Is stopword removal & stemming recommended before applying doc2vec?

1,933 views

Skip to first unread message

Deepak George

unread,

Nov 8, 2016, 6:29:36 AM11/8/16

to gensim

Is stopword removal & stemming recommended before applying doc2vec? What is the recommended practice?

Thanks

Deepak

Gordon Mohr

unread,

Nov 8, 2016, 2:45:23 PM11/8/16

to gensim

The papers I've seen that are primarily focused on "Paragraph Vectors" (Doc2Vec) – like the original "Paragraph Vectors" paper or "Document Embedding With Paragraph Vectors" – don't mention stemming or stop-word removal.

Meanwhile, other projects often seem to do it, perhaps just out of habit. I think I've seen where bulk comparisons, that include Doc2Vec among many other methods, seem to do it – but don't explain their motivation, or compare results with/without such preprocessing, so again it just may be out of habit.

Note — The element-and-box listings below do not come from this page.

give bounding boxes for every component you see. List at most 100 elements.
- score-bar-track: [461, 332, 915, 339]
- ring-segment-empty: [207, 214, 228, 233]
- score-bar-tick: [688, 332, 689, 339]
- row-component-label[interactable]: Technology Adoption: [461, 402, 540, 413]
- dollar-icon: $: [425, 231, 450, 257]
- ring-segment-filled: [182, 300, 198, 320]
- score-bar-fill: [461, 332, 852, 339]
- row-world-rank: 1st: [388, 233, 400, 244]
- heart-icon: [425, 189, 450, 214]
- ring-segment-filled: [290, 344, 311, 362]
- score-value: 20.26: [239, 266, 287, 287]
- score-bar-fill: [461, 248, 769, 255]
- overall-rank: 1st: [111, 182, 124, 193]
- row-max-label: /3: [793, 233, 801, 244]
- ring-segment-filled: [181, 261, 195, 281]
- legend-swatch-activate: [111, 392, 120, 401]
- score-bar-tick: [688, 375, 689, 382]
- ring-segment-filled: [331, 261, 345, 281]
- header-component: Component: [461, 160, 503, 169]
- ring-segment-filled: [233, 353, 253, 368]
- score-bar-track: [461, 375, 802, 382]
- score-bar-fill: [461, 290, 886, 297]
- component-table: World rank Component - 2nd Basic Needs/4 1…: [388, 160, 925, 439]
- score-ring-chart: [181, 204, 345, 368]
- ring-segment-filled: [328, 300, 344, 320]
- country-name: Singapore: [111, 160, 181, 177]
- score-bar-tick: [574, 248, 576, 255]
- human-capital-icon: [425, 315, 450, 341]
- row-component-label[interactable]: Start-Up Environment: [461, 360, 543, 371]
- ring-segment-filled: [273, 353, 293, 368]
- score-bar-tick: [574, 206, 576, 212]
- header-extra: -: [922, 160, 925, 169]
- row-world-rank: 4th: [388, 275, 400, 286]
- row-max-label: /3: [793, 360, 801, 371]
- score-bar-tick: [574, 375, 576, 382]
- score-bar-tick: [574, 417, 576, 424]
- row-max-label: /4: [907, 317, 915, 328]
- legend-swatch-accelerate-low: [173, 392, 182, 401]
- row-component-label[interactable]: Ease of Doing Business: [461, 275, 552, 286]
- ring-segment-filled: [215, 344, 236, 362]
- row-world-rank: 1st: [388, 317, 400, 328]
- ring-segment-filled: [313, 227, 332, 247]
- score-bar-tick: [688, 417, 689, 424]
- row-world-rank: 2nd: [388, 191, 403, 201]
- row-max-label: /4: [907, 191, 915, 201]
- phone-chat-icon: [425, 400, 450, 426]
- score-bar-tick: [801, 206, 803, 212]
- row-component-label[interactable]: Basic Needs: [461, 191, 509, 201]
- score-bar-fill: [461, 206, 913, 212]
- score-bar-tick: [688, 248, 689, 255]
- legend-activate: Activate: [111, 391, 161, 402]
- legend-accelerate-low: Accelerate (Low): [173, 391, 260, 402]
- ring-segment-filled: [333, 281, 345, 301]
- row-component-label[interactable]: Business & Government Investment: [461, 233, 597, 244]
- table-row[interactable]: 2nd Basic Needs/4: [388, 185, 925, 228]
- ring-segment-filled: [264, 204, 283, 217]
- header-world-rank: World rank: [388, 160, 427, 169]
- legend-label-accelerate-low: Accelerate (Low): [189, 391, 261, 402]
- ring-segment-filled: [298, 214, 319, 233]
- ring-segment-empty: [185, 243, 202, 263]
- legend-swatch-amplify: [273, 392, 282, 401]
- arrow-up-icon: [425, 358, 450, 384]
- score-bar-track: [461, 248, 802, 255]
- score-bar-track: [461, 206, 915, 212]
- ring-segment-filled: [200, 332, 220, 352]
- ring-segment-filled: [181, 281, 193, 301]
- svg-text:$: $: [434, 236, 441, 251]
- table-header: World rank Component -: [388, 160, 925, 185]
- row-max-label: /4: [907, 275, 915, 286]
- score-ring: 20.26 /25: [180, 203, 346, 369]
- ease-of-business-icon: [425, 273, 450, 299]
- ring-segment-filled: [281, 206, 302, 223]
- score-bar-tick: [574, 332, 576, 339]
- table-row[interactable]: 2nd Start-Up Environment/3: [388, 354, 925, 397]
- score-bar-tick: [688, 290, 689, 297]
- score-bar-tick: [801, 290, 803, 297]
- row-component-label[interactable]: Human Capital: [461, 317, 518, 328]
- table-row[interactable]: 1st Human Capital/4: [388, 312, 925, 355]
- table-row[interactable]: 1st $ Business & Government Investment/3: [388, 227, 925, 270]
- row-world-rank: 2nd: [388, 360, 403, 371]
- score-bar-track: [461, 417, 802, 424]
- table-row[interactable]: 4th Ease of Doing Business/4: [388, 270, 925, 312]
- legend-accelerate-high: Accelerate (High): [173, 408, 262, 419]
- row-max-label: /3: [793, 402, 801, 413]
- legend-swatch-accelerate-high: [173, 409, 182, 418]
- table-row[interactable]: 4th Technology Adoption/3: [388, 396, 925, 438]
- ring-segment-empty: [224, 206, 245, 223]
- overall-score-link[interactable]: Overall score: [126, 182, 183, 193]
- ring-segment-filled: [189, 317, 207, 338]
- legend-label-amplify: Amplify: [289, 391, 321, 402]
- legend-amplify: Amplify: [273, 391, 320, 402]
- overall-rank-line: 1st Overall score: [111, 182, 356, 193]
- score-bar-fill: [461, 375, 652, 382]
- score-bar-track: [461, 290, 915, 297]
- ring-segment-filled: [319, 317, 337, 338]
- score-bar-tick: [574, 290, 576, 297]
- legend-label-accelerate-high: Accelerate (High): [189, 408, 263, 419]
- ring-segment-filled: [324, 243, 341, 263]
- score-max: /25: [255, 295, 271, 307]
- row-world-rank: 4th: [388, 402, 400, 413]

So I haven't seen a strong enough trend or published analysis to make a recommendation either way. What's best may vary based on your quality/volume of data.

It's certainly not necessary, especially when you have lots of text. The subsampling (via the 'sample' parameter) of Word2Vec/Doc2Vec is another way to reduce the influence/interference from very-common words, including 'stop' words. Some of the original word2vec analogy-accuracy evaluations depend on arranging close-variants of the same word (tenses/comparatives/adjective-to-adverb/etc), so stemming would get in the way. But on the other hand, with limited data, and for certain end-purposes (especially measures of broad-topicality), combining related tokens and de-facto shortening windows (by removing low-meaning filler words) might help! You'd have to try both to know.